Hulda Kamboi Shipanga (née Ngatjikare; 28 October 1926 – 26 April 2010) was a nurse, midwife, and ministerial adviser to the Namibian Ministry of Health. She was the first black nurse in Namibia to be promoted to matron, the highest rank.
Born in Aminuis, South-West Africa, and educated in South Africa, first as teacher, then as nurse, she returned to South-West Africa (modern-day Namibia) to work in the Native Hospital in Windhoek. Shipanga studied further to become a midwife, a profession she then conducted at Windhoek's Old Location, a segregated area for black residents. On 10 December 1959, the day of the Old Location Uprising, she was one of three nurses attending to the wounded[1] when doctors (all white at that time due to the restrictions of the Bantu Education Act) at the hospitals in Windhoek refused to treat them.[2]

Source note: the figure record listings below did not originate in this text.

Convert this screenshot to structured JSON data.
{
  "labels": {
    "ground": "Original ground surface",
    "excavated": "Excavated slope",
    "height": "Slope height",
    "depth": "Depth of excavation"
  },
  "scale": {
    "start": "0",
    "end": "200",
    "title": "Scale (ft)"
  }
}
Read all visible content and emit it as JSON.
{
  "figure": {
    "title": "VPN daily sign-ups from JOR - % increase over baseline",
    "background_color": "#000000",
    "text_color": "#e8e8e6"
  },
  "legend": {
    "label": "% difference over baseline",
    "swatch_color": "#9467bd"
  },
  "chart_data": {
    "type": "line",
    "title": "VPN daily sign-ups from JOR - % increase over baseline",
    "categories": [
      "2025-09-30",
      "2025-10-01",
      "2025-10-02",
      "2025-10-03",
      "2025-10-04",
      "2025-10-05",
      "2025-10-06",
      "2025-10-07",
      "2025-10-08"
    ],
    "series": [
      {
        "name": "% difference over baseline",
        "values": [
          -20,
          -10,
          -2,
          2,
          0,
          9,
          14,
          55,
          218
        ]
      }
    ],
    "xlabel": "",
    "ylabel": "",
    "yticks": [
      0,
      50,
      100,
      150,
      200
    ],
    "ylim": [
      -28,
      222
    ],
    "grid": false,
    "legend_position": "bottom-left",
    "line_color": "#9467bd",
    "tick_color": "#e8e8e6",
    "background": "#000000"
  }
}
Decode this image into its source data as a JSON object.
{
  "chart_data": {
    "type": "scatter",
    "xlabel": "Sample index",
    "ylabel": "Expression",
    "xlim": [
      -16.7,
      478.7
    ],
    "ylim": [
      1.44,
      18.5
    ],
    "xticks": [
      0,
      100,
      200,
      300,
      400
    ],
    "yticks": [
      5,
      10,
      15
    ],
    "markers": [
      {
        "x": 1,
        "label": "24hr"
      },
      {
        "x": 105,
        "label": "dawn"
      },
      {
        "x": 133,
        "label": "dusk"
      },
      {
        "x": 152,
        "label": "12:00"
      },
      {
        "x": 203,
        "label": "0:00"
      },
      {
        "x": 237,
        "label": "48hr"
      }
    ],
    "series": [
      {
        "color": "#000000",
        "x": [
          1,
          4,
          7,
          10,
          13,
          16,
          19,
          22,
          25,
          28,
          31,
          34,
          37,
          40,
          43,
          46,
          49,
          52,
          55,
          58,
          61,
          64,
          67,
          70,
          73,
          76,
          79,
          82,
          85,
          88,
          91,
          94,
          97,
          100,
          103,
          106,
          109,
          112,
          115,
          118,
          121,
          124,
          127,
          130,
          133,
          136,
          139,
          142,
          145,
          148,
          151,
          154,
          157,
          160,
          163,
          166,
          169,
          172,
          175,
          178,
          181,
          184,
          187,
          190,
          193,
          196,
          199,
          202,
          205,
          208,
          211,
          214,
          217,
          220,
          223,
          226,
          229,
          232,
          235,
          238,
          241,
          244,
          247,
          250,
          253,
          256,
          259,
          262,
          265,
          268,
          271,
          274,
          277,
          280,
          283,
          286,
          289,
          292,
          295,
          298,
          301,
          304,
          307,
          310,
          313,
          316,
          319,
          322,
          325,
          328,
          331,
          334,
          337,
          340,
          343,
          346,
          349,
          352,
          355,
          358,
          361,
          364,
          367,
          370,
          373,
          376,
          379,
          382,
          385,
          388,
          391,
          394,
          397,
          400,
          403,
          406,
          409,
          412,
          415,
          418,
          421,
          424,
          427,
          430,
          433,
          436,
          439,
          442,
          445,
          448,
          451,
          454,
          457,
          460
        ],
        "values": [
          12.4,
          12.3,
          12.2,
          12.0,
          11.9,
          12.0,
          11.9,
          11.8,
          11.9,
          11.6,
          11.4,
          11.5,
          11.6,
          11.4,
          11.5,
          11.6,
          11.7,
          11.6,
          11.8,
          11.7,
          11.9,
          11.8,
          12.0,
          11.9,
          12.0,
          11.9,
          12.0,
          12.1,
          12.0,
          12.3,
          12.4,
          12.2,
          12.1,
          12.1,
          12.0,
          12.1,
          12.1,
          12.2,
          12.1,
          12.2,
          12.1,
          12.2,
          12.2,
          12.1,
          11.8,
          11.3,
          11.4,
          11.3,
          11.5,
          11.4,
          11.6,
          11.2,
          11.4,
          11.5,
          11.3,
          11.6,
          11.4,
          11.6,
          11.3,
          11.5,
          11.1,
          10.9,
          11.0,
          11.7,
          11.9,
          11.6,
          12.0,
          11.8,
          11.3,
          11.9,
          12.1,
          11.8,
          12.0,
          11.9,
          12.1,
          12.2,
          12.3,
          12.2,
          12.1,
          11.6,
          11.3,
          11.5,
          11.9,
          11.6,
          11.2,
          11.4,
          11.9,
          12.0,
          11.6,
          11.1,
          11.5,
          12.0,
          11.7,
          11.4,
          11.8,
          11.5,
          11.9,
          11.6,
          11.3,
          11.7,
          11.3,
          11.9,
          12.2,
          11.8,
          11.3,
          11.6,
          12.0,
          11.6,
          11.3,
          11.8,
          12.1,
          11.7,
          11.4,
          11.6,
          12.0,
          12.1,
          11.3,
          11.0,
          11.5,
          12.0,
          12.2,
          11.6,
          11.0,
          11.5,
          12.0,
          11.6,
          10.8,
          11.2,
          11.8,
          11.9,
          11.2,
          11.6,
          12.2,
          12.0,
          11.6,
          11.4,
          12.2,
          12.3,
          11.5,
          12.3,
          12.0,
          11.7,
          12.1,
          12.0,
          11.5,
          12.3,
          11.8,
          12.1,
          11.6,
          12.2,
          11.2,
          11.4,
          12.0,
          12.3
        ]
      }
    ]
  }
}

After further qualifying as theatre nurse and specialising in paediatrics and orthopaedics in the United Kingdom, she was the highest qualified nurse in the twilight days of South-West Africa and during the period of the interim government in Namibia. Shortly after Namibian Independence she was the first black nurse to be promoted to the rank of Matron − before, such promotion was discouraged by Apartheid laws. She served in this position at Katutura State Hospital until her retirement.[1]
Founding president Sam Nujoma appointed her as special advisor to the Minister of Health Nickey Iyambo although Shipanga was already of pensionable age. She later also served under Libertine Amathila, Namibias second Minister of Health.[3]
At the age of 74, she returned to Aminuis to farm. Shipanga was married twice and had no children.[1] She died in 2010 in Windhoek.